Hazon is a nonpartisan charity and does not lobby for legislative change. That said, part of Hazon’s role is to educate its participants on the scientific research regarding the interrelationships between agriculture and climate change so they can take their own actions in the political arena with ample information.
While it is a generalization, it seems as though Jews who reside in the Berkshires stay here in part because they enjoy the sublime beauty of the environment. They do not wish to see this area degraded by the pollution of our air, water, and land. Every day, as I travel through the area, I am still in awe of the power of the landscape and how lucky we are to live here.

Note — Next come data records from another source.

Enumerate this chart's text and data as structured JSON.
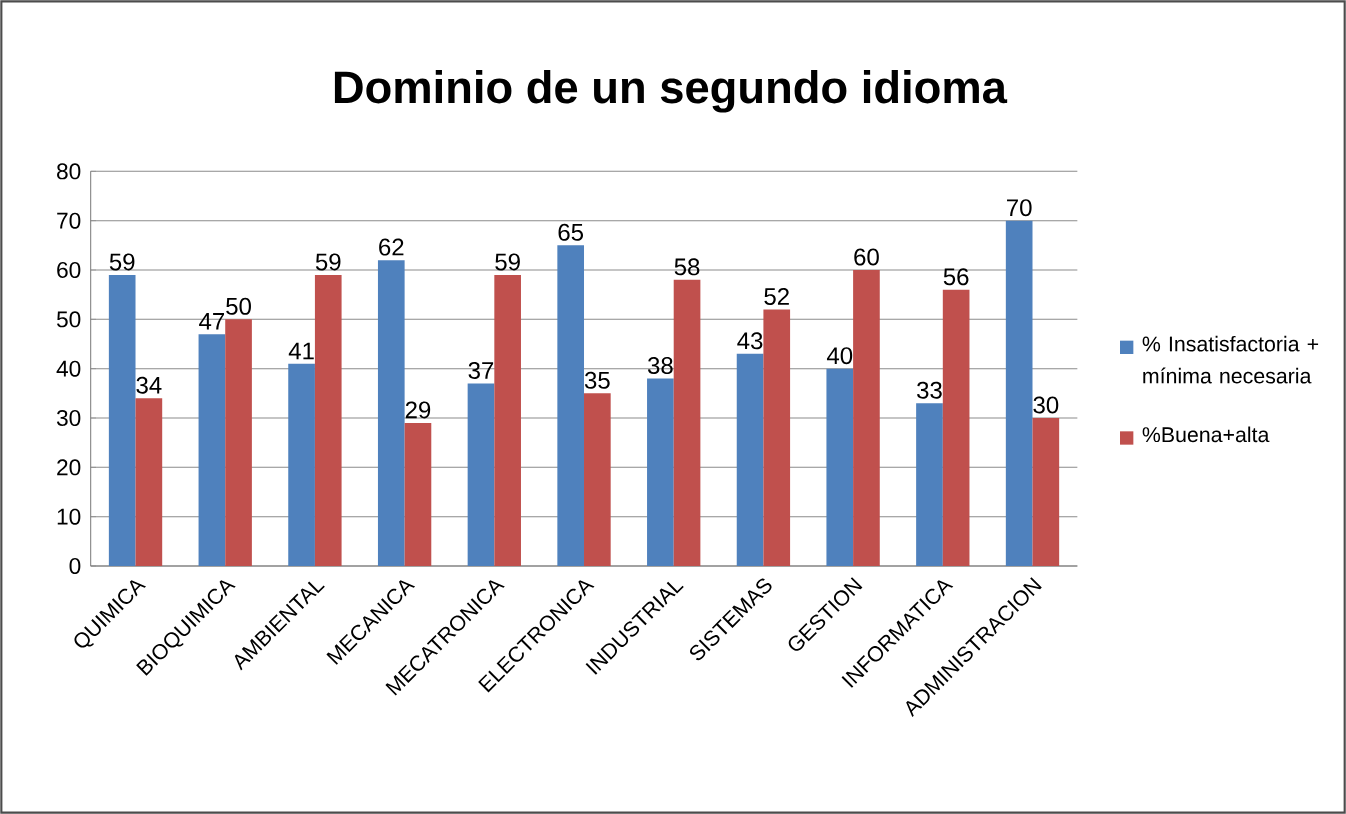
{
  "chart_data": {
    "type": "bar",
    "title": "Dominio de un segundo idioma",
    "categories": [
      "QUIMICA",
      "BIOQUIMICA",
      "AMBIENTAL",
      "MECANICA",
      "MECATRONICA",
      "ELECTRONICA",
      "INDUSTRIAL",
      "SISTEMAS",
      "GESTION",
      "INFORMATICA",
      "ADMINISTRACION"
    ],
    "series": [
      {
        "name": "% Insatisfactoria + mínima necesaria",
        "color": "#4f81bd",
        "values": [
          59,
          47,
          41,
          62,
          37,
          65,
          38,
          43,
          40,
          33,
          70
        ]
      },
      {
        "name": "%Buena+alta",
        "color": "#c0504d",
        "values": [
          34,
          50,
          59,
          29,
          59,
          35,
          58,
          52,
          60,
          56,
          30
        ]
      }
    ],
    "ylim": [
      0,
      80
    ],
    "yticks": [
      0,
      10,
      20,
      30,
      40,
      50,
      60,
      70,
      80
    ],
    "grid": "y",
    "legend": "right",
    "data_labels": true
  }
}
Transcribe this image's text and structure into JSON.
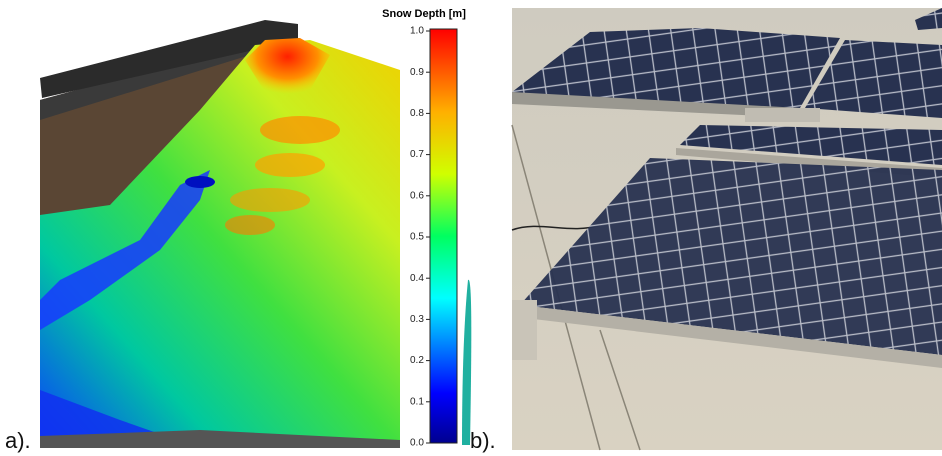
{
  "panels": [
    {
      "label": "a).",
      "colorbar": {
        "title": "Snow Depth [m]",
        "lim": [
          0,
          1
        ],
        "ticks": [
          {
            "value": 0,
            "label": "0.0"
          },
          0.1,
          0.2,
          0.3,
          0.4,
          0.5,
          0.6,
          0.7,
          0.8,
          0.9,
          {
            "value": 1,
            "label": "1.0"
          }
        ]
      }
    },
    {
      "label": "b)."
    }
  ]
}
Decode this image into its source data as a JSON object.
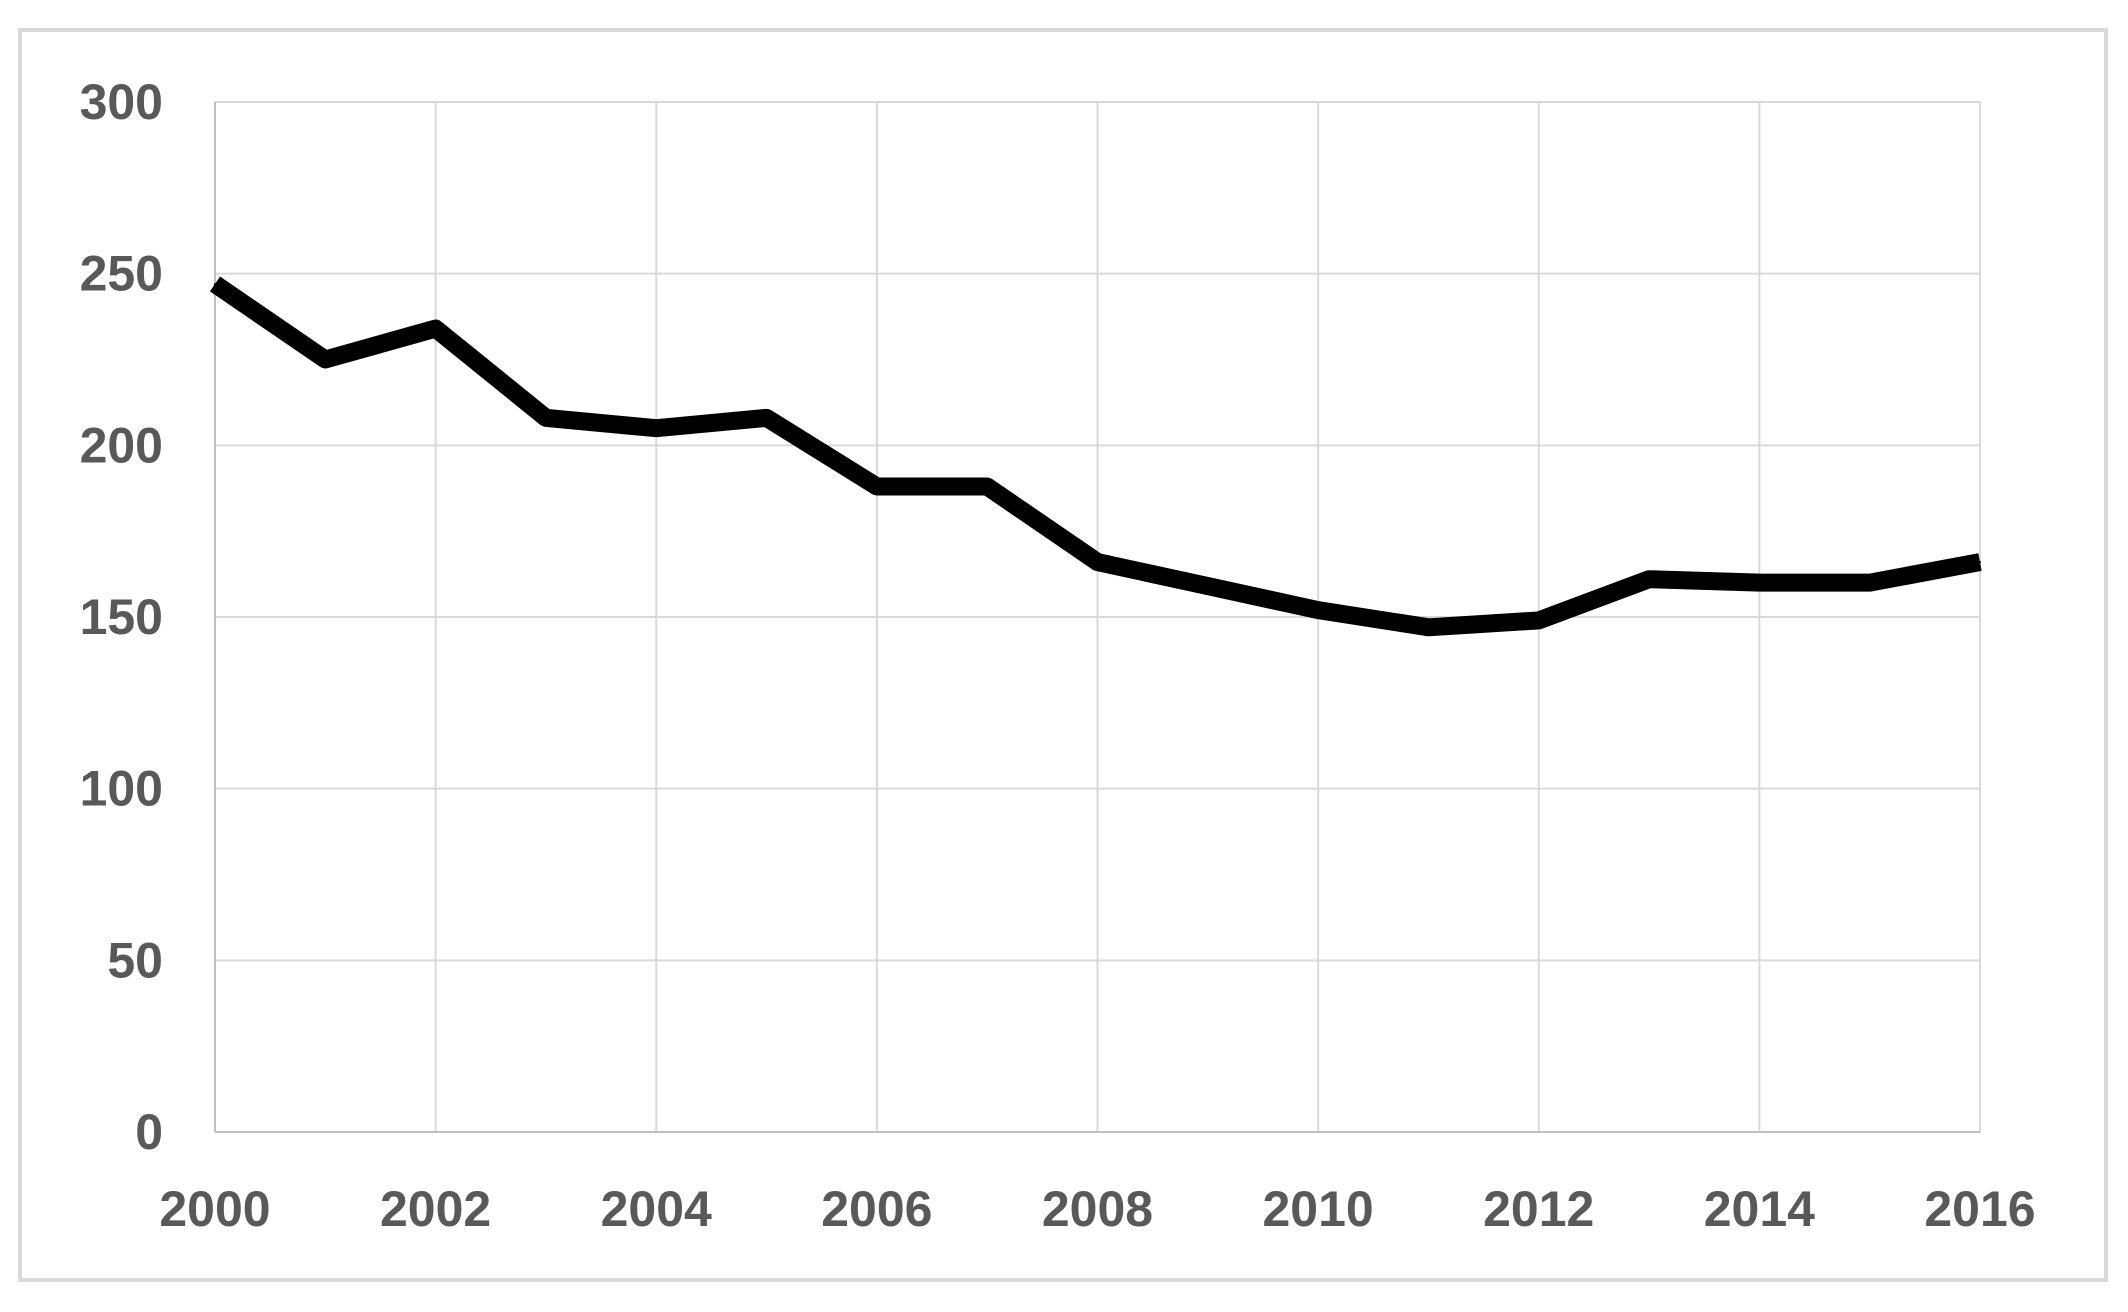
{
  "chart_data": {
    "type": "line",
    "title": "",
    "xlabel": "",
    "ylabel": "",
    "x": [
      2000,
      2001,
      2002,
      2003,
      2004,
      2005,
      2006,
      2007,
      2008,
      2009,
      2010,
      2011,
      2012,
      2013,
      2014,
      2015,
      2016
    ],
    "series": [
      {
        "values": [
          247,
          225,
          234,
          208,
          205,
          208,
          188,
          188,
          166,
          159,
          152,
          147,
          149,
          161,
          160,
          160,
          166
        ]
      }
    ],
    "xlim": [
      2000,
      2016
    ],
    "ylim": [
      0,
      300
    ],
    "x_ticks": [
      "2000",
      "2002",
      "2004",
      "2006",
      "2008",
      "2010",
      "2012",
      "2014",
      "2016"
    ],
    "y_ticks": [
      "0",
      "50",
      "100",
      "150",
      "200",
      "250",
      "300"
    ],
    "grid": true,
    "legend": "none",
    "line_color": "#000000",
    "grid_color": "#d9d9d9",
    "tick_color": "#595959"
  }
}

Unfortunately, we are confronted by a looming climate crisis, the effects of which could be devastating here and around the world. We now have to figure out what we need to do and what steps, even incremental baby steps, we can take to reduce the overload on the environment. Jonathan Safran Foer, in his latest book, We Are the Weather, recommends eliminating the intake of meat during breakfast and lunch to reduce the demand for animal-based food, since animals are a large source of methane-based air pollution and consume huge amounts of farm resources that could be reallocated to grow food for humans. He also recommends reducing air travel where possible, driving less where possible, and in general being more sensitive to our actions and to recognize how they affect the planet.
At Hazon retreats, I have seen young Jews who are very secularized and uninvolved become turned on by learning how our tradition has interpreted our relationship with the environment. They have also become enthused about their Jewishness by recognizing that there is a growing community of like-minded Jews who care deeply about the environment and are concerned about the potentially cataclysmic damage caused by the climate crisis. As we envision what the Jewish community will look like in twenty years or more, I hope that Hazon can take significant responsibility for building a stronger, environmentally sensitive Jewish community in the Berkshires and beyond that takes the concept of repairing the world quite literally.
As I arise each morning in the Berkshires, I don’t have to think abstractly about the beautiful environment that I want to help preserve – it is all around me. It motivates and compels me to work hard on its behalf. A friend recently said, “Why focus on the Jews regarding global warming? We’re such a small population! “ But we have a legacy that is embedded throughout our texts that require us to act. We are also leaders in our communities and we can have ripple effects and make an impact. We must galvanize the Jewish communities across the country, each Jew, each Jewish institution, to recognize our role literally to repair the world. The future of the Jewish community and all future generations are relying upon us to do so. As Jonathan Safran Foer writes, “Is there anything more narcissistic than believing the choices you make affect everyone? Only one thing: believing the choices you make affect no one.”